浜辺美波が問いかける“正義” 『タリオ 復讐代行の2人』コメディ路線の裏にあった社会的テーマ

 浜辺美波演じる元弁護士の白沢真実×岡田将生扮する詐欺師・黒岩賢介がバディを組み、“復讐代行”を遂げる『タリオ 復讐代行の2人』(NHK総合)。第3話の依頼人は小学生の女の子、依頼内容は父親を自殺に追いやったパワハラ会社への復讐だ。

 実態は、会社の不正に気づいた依頼者の父親が声を上げたにもかかわらずいじめられ、気力がなくなってしまっての自殺だった。本作内でキング牧師の名言「最大の悲劇は悪人の圧政や残忍さではなく、善人の沈黙だ」が引用される箇所があった。確かに2人がこれまで泣き寝入りせざるを得なかった依頼者に代わって復讐代行してきたのは、悪事をはたらきながら法の網をくぐって裁かれずに世の中にのうのうと蔓延っている悪人たちだ。悪事を働く張本人だけでなく、それを見て見ぬ振りする周囲の無関心、沈黙こそが悪事を許す土壌を作ってしまい、被害者を八方塞がりな気持ちにし、気力を奪い去り窮地に追いやってしまうのだ。

 今回の女の子同様、白沢は自身の父親・正弘(遠藤憲一)が詐欺の濡れ衣を着せられて失踪中だ。復讐代行を通して当時何もできなかった自身の非力さに対する無念さを少しずつ晴らしているのかもしれない。

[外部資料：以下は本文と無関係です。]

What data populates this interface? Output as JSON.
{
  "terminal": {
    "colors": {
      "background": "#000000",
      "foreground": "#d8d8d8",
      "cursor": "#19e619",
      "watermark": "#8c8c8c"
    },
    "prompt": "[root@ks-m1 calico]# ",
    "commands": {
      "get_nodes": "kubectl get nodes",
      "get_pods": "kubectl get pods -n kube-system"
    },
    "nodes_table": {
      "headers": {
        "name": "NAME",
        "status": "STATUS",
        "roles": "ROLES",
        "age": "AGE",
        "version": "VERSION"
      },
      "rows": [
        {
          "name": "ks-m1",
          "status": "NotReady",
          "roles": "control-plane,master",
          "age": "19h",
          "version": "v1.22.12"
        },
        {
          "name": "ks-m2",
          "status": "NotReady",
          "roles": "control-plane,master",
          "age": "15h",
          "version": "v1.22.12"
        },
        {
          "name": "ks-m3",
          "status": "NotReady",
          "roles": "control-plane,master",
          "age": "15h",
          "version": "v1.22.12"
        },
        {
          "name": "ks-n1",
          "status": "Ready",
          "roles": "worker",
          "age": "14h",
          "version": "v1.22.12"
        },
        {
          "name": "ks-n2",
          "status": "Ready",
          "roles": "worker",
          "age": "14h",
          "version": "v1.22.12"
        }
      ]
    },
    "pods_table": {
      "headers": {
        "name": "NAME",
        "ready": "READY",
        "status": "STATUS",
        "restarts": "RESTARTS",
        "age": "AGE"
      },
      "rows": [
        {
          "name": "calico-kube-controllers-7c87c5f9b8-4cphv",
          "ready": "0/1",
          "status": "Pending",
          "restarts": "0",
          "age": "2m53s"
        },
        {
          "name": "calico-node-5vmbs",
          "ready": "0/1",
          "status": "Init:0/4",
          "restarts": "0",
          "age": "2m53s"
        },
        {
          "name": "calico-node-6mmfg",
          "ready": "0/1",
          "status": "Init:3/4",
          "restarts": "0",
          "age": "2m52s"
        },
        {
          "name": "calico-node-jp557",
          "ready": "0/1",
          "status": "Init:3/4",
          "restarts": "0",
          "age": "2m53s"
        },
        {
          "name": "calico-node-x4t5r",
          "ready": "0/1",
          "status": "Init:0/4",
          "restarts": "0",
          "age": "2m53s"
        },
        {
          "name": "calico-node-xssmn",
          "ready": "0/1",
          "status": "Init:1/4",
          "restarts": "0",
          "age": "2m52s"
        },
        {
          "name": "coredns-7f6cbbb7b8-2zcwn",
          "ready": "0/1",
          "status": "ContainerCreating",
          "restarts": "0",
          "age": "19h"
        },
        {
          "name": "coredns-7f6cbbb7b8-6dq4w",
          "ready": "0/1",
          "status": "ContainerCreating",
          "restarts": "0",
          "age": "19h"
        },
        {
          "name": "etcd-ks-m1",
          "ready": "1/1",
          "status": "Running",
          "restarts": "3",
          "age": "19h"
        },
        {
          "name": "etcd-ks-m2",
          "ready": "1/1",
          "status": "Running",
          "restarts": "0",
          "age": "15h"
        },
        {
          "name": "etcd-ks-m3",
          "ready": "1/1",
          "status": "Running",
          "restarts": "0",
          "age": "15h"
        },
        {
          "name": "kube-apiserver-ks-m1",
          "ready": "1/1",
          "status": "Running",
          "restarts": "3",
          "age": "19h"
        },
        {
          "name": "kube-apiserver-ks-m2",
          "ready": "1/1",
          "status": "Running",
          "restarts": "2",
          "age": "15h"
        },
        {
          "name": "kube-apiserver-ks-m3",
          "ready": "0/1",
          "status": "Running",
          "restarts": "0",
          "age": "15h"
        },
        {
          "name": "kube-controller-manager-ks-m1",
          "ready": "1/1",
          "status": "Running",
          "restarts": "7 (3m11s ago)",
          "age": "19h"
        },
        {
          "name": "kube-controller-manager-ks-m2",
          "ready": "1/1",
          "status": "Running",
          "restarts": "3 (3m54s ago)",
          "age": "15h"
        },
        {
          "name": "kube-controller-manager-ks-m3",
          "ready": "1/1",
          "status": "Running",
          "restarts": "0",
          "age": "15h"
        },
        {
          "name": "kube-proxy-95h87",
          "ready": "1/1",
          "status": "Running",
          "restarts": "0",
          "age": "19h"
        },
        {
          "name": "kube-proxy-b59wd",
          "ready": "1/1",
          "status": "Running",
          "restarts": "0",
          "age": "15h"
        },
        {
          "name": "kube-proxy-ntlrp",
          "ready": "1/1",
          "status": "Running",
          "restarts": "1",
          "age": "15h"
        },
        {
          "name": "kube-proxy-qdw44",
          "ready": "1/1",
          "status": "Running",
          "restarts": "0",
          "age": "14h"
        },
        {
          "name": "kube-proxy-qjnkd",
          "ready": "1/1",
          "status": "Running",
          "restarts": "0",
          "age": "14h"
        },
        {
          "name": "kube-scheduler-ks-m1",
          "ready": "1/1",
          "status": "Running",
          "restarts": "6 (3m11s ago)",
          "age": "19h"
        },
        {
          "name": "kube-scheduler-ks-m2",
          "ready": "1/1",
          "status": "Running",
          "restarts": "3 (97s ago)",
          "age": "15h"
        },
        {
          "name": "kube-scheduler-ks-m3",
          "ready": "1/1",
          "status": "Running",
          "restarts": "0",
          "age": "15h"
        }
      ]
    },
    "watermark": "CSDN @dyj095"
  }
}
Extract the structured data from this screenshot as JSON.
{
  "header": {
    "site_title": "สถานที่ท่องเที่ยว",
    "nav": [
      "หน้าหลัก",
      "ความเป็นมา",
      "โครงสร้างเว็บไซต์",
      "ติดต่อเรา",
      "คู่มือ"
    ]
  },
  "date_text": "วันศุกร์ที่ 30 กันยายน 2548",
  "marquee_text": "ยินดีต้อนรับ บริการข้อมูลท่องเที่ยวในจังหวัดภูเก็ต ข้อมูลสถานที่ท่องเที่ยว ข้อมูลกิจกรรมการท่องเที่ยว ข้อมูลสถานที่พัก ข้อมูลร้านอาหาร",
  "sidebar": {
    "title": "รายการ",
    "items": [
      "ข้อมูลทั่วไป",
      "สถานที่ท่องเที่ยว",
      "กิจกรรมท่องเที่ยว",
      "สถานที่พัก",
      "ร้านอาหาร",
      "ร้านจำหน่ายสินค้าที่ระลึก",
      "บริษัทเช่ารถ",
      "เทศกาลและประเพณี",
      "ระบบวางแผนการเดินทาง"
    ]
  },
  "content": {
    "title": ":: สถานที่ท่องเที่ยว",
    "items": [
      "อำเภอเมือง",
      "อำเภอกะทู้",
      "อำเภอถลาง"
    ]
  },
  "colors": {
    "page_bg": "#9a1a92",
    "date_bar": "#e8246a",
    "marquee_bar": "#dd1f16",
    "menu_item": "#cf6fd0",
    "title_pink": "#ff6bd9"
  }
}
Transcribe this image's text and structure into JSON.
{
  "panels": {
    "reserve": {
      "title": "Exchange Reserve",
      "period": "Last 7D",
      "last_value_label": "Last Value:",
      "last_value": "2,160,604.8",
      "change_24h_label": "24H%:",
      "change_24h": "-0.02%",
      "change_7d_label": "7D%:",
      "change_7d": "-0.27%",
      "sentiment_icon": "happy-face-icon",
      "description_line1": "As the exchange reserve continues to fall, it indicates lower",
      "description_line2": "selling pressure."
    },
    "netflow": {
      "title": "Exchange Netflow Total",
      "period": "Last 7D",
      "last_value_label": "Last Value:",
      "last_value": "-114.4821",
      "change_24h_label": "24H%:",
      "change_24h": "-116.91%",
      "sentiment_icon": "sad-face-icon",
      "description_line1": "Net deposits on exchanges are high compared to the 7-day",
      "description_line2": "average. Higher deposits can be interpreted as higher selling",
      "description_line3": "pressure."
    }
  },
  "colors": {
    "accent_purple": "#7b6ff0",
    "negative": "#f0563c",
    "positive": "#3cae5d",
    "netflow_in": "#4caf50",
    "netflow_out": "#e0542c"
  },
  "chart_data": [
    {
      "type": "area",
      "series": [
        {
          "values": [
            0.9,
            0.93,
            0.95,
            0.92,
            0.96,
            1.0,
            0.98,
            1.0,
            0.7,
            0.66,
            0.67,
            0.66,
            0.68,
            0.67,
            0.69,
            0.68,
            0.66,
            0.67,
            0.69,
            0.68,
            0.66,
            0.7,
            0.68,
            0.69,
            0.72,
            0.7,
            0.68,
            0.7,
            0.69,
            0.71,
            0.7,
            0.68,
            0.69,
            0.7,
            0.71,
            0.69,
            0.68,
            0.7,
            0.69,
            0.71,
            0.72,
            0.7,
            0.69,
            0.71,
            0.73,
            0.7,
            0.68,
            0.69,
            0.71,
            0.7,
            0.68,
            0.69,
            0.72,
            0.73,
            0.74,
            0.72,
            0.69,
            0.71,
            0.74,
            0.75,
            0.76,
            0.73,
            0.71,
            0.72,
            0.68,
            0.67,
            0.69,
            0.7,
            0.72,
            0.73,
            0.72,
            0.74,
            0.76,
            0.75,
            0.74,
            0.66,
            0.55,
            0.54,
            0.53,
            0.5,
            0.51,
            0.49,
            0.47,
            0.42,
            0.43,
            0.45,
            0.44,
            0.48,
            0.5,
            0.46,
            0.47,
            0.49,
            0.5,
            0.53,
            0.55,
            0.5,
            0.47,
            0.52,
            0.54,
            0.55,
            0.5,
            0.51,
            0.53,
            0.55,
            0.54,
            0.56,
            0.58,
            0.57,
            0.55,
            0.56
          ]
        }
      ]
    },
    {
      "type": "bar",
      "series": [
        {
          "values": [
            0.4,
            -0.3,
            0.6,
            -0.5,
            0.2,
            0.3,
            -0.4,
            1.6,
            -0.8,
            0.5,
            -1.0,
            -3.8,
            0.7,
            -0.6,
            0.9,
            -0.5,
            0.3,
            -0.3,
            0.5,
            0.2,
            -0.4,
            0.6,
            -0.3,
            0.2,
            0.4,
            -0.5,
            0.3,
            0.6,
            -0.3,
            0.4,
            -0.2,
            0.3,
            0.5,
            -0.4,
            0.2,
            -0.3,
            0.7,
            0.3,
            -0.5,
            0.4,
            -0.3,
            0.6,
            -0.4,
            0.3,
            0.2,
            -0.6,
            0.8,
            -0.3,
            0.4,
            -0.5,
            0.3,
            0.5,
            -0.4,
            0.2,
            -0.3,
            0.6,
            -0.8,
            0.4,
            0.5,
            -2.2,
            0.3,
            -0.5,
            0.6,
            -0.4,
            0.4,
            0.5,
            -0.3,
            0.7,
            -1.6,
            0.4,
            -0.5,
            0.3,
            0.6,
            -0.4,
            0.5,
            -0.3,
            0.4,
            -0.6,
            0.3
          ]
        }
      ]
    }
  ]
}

 また、今話が秀逸だったのは、依頼人の女の子自身にも「悪いことをしている人を見てみぬ振りをしている人も悪人」という実体験があることだ。自分自身も学校でのいじめに対して気づいていない振りをしてしまったと後悔し、父親に嘘をついてしまったことを謝りたいのだと泣く。さらに、自身の父親にパワハラした社長が逮捕される報道シーンを見て「この人もいじめられているみたい」と悲しげにこぼす。

 「悪事」というのはほんの身近なところにすぐに転がっており、簡単に自分自身もそれに加担してしまいかねないことを示唆している。特に、今回の逮捕シーンに象徴されている通り、近年のSNSなどでの「誹謗中傷」「袋叩き」はその最たるものだろう。“正義”を振りかざして、“正しいとされること”から少しでも外れてしまった者に対して、公に「叩いても良い相手」が見つかったとばかりに寄ってたかって石を投げる。

 この小学生の依頼者のように、そんな場面に遭遇した際にも胸に残る違和感に鈍感になってしまわずに、また“そんなものだよ”と感覚が鈍って慣れ切ってしまわぬ自分自身でいたいものだ。